By my late twenties I had taken a single life-transforming class at the School of Visual Arts (SVA) in NYC with the well-known designer James Victore and was convinced this was my new focus. But I still felt insecure about my perceived lack of skills and experience so instead of pursuing grad school I enrolled at Pratt Institute, and two very stress-filled years later earned an Associate’s Degree in graphic design. Aside from one year working for a few different organizations in New York City (first book publishing, next a huge media group, then a small nonprofit), this was enough to set me on a path of nearly eighteen years of self-employment with my company, Stone Soup Creative.
My business has had its share of ups and downs. I was fortunate early on to participate in a design business incubator program but moved to rural central NY state before my 3-year stint there was completed. I was eager to move on, with the recent events of 9/11 burned in my memory, and as my husband began his climb up the academic career, we re-located to an old farmhouse in the Finger Lakes and not for the last time I became a trailing spouse.
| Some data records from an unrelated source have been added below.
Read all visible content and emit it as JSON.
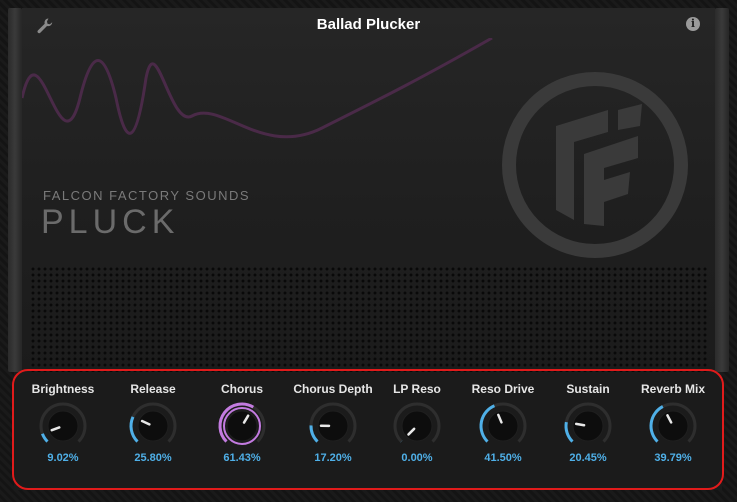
{
  "header": {
    "title": "Ballad Plucker",
    "settings_icon": "wrench-icon",
    "info_icon": "info-icon",
    "info_glyph": "i"
  },
  "brand": {
    "subtitle": "FALCON FACTORY SOUNDS",
    "name": "PLUCK",
    "logo_icon": "falcon-logo-icon"
  },
  "colors": {
    "accent_blue": "#4fb0e8",
    "accent_pink": "#c37be0",
    "highlight_red": "#e11b1b",
    "wave_purple": "#4a2a48"
  },
  "knobs": [
    {
      "label": "Brightness",
      "value_text": "9.02%",
      "value": 0.0902
    },
    {
      "label": "Release",
      "value_text": "25.80%",
      "value": 0.258
    },
    {
      "label": "Chorus",
      "value_text": "61.43%",
      "value": 0.6143,
      "active": true
    },
    {
      "label": "Chorus Depth",
      "value_text": "17.20%",
      "value": 0.172
    },
    {
      "label": "LP Reso",
      "value_text": "0.00%",
      "value": 0.0
    },
    {
      "label": "Reso Drive",
      "value_text": "41.50%",
      "value": 0.415
    },
    {
      "label": "Sustain",
      "value_text": "20.45%",
      "value": 0.2045
    },
    {
      "label": "Reverb Mix",
      "value_text": "39.79%",
      "value": 0.3979
    }
  ]
}
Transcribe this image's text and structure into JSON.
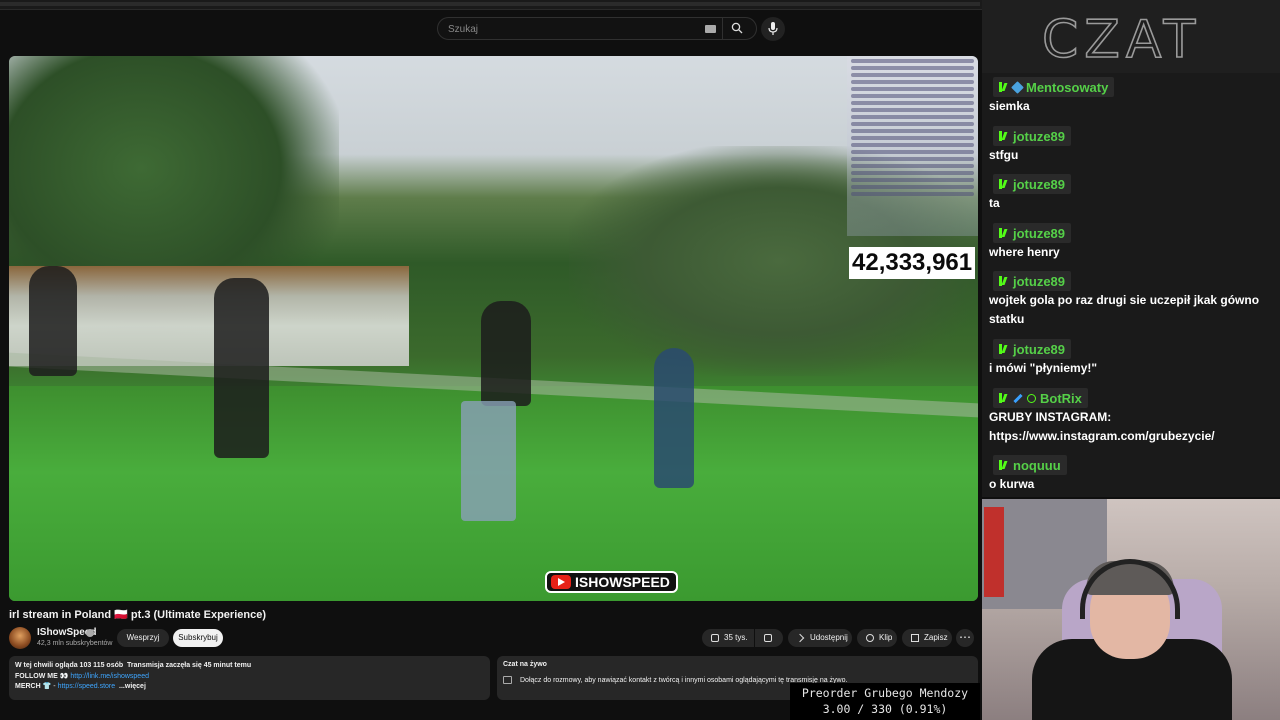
{
  "search": {
    "placeholder": "Szukaj"
  },
  "video": {
    "view_counter": "42,333,961",
    "watermark": "ISHOWSPEED",
    "title": "irl stream in Poland 🇵🇱 pt.3 (Ultimate Experience)"
  },
  "channel": {
    "name": "IShowSpeed",
    "subscribers": "42,3 mln subskrybentów",
    "join_label": "Wesprzyj",
    "subscribe_label": "Subskrybuj"
  },
  "actions": {
    "likes": "35 tys.",
    "share_label": "Udostępnij",
    "clip_label": "Klip",
    "save_label": "Zapisz",
    "more_label": "⋯"
  },
  "description": {
    "line1_bold": "W tej chwili ogląda 103 115 osób",
    "line1_rest": "Transmisja zaczęła się 45 minut temu",
    "line2_label": "FOLLOW ME 👀",
    "line2_link": "http://link.me/ishowspeed",
    "line3_label": "MERCH 👕",
    "line3_link": "https://speed.store",
    "more": "...więcej"
  },
  "live_chat": {
    "title": "Czat na żywo",
    "prompt": "Dołącz do rozmowy, aby nawiązać kontakt z twórcą i innymi osobami oglądającymi tę transmisję na żywo."
  },
  "czat": {
    "logo": "CZAT",
    "messages": [
      {
        "user": "Mentosowaty",
        "text": "siemka",
        "badges": [
          "kick",
          "cube"
        ]
      },
      {
        "user": "jotuze89",
        "text": "stfgu",
        "badges": [
          "kick"
        ]
      },
      {
        "user": "jotuze89",
        "text": "ta",
        "badges": [
          "kick"
        ]
      },
      {
        "user": "jotuze89",
        "text": "where henry",
        "badges": [
          "kick"
        ]
      },
      {
        "user": "jotuze89",
        "text": "wojtek gola po raz drugi sie uczepił jkak gówno statku",
        "badges": [
          "kick"
        ]
      },
      {
        "user": "jotuze89",
        "text": "i mówi \"płyniemy!\"",
        "badges": [
          "kick"
        ]
      },
      {
        "user": "BotRix",
        "text": "GRUBY INSTAGRAM: https://www.instagram.com/grubezycie/",
        "badges": [
          "kick",
          "wrench",
          "check"
        ]
      },
      {
        "user": "noquuu",
        "text": "o kurwa",
        "badges": [
          "kick"
        ]
      }
    ]
  },
  "ticker": {
    "line1": "Preorder Grubego Mendozy",
    "line2": "3.00 / 330 (0.91%)"
  },
  "colors": {
    "accent_green": "#53fc18",
    "username_green": "#55d048",
    "yt_red": "#e62117",
    "link_blue": "#3ea6ff"
  }
}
It was difficult to maintain the same pipeline of business leads in the country, but still – it was New York state and the NYC sphere of influence was there. Opportunity existed if I was willing to network and establish new connections. I was able to do the 5-hr drive to NYC occasionally to maintain relationships with clients, although forging new ones in the immediate area proved more difficult, as budgets were smaller, there was not so much of a demand for professional, savvy design and the tight-knit community remained loyal to local businesses, not newcomers.
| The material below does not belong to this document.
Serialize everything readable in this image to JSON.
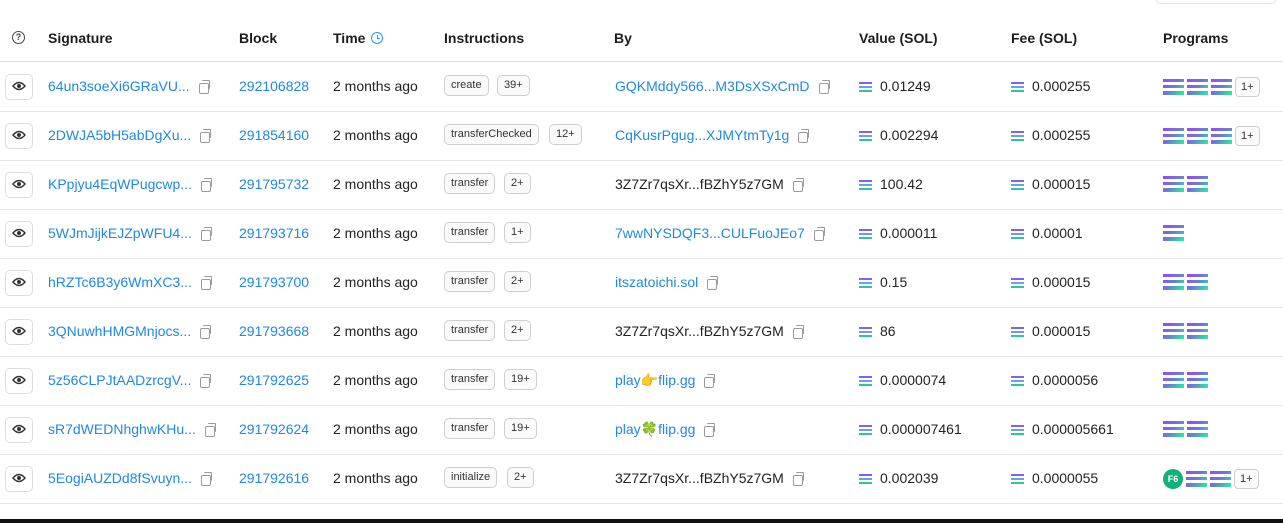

I moved again to a small, conservative city in the midwest and my world shrank even further. There were even fewer opportunities to meet people and make connections, and with less interest and demand for strategic, thoughtful visual communications, revenue decreased. Plus as an introvert I’m really not the most outgoing, charismatic personaIity – admittedly I’m a hard person to get to know. To overcome some of these challenges I expanded my skill set by investing in training to become a branding expert and thought leader, and developed a comprehensive process for organizations to develop an authentic brand, The Brand Recipe. I started doing public speaking presentations on design, marketing and branding, and found I really enjoyed facilitating workshops. Then I discovered graphic recording – this is when I capture what is being said at an event or meeting, working live as it happens, on a large scale, using color, words and pictures. I love this work. By listening, thinking and drawing I can help people make connections, feel more engaged with the content, and help solve a problem. I’ve also lately become enamored of design thinking methodologies. I wonder how all these interests intersect, and don’t have an answer yet.
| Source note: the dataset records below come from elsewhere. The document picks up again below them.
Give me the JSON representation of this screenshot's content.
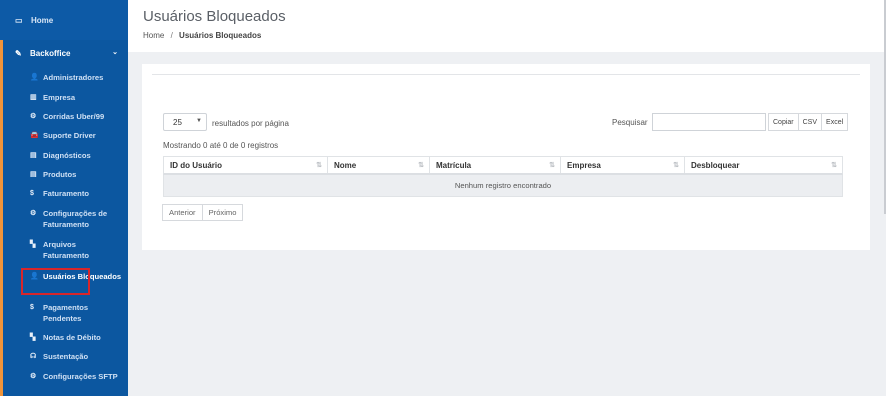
{
  "sidebar": {
    "home": {
      "label": "Home",
      "icon": "laptop-icon"
    },
    "backoffice": {
      "label": "Backoffice",
      "icon": "edit-icon"
    },
    "items": [
      {
        "label": "Administradores",
        "icon": "user-icon",
        "glyph": "👤"
      },
      {
        "label": "Empresa",
        "icon": "building-icon",
        "glyph": "▥"
      },
      {
        "label": "Corridas Uber/99",
        "icon": "cogs-icon",
        "glyph": "⚙"
      },
      {
        "label": "Suporte Driver",
        "icon": "car-icon",
        "glyph": "🚘"
      },
      {
        "label": "Diagnósticos",
        "icon": "document-icon",
        "glyph": "▤"
      },
      {
        "label": "Produtos",
        "icon": "box-icon",
        "glyph": "▤"
      },
      {
        "label": "Faturamento",
        "icon": "dollar-icon",
        "glyph": "$"
      },
      {
        "label": "Configurações de Faturamento",
        "icon": "cogs-icon",
        "glyph": "⚙"
      },
      {
        "label": "Arquivos Faturamento",
        "icon": "files-icon",
        "glyph": "▚"
      },
      {
        "label": "Usuários Bloqueados",
        "icon": "user-icon",
        "glyph": "👤",
        "active": true
      },
      {
        "label": "Pagamentos Pendentes",
        "icon": "dollar-icon",
        "glyph": "$"
      },
      {
        "label": "Notas de Débito",
        "icon": "files-icon",
        "glyph": "▚"
      },
      {
        "label": "Sustentação",
        "icon": "headset-icon",
        "glyph": "☊"
      },
      {
        "label": "Configurações SFTP",
        "icon": "cogs-icon",
        "glyph": "⚙"
      }
    ]
  },
  "header": {
    "title": "Usuários Bloqueados",
    "breadcrumb": {
      "home": "Home",
      "separator": "/",
      "current": "Usuários Bloqueados"
    }
  },
  "table_controls": {
    "page_length": "25",
    "page_length_suffix": "resultados por página",
    "search_label": "Pesquisar",
    "search_value": "",
    "buttons": {
      "copy": "Copiar",
      "csv": "CSV",
      "excel": "Excel"
    },
    "info": "Mostrando 0 até 0 de 0 registros"
  },
  "table": {
    "columns": [
      "ID do Usuário",
      "Nome",
      "Matrícula",
      "Empresa",
      "Desbloquear"
    ],
    "empty_message": "Nenhum registro encontrado"
  },
  "pagination": {
    "previous": "Anterior",
    "next": "Próximo"
  },
  "colors": {
    "sidebar": "#0d5aa6",
    "accent": "#f0943a",
    "highlight": "#d9262b"
  }
}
If anything, I’m a realist. After four years in Indiana, I guess we are here to stay for a while. My husband is chair of the Art and Design Dept at our local state school, and as his spouse there are generous benefits for me to continue my education. Since I never got a master’s degree, now seems like a good time, for little cost. I am really fortunate to have the opportunity, but feel conflicted. How do I find the time? How do I prioritize? Is it worth the effort? Well, I enrolled this semester, part-time. By pursuing an MFA (Masters of Fine Arts) I have the research opportunities to put the pieces together of my intellectual puzzle while simultaneously working on my graphic recording skills. It won’t be a typical course of study but I think I can make it work, and I’m okay with being the department’s most alternative student. Someday my husband will get appointed elsewhere and armed with an MFA – the terminal degree for professors in the arts – I could possibly secure a teaching position at the same time, thus saving me the difficulty of starting up my business once again in a new location.
I believe in the goodness of change, and I anticipate the opening of new doors.
What do you think – did I make the right decision? Or a colossal waste of time?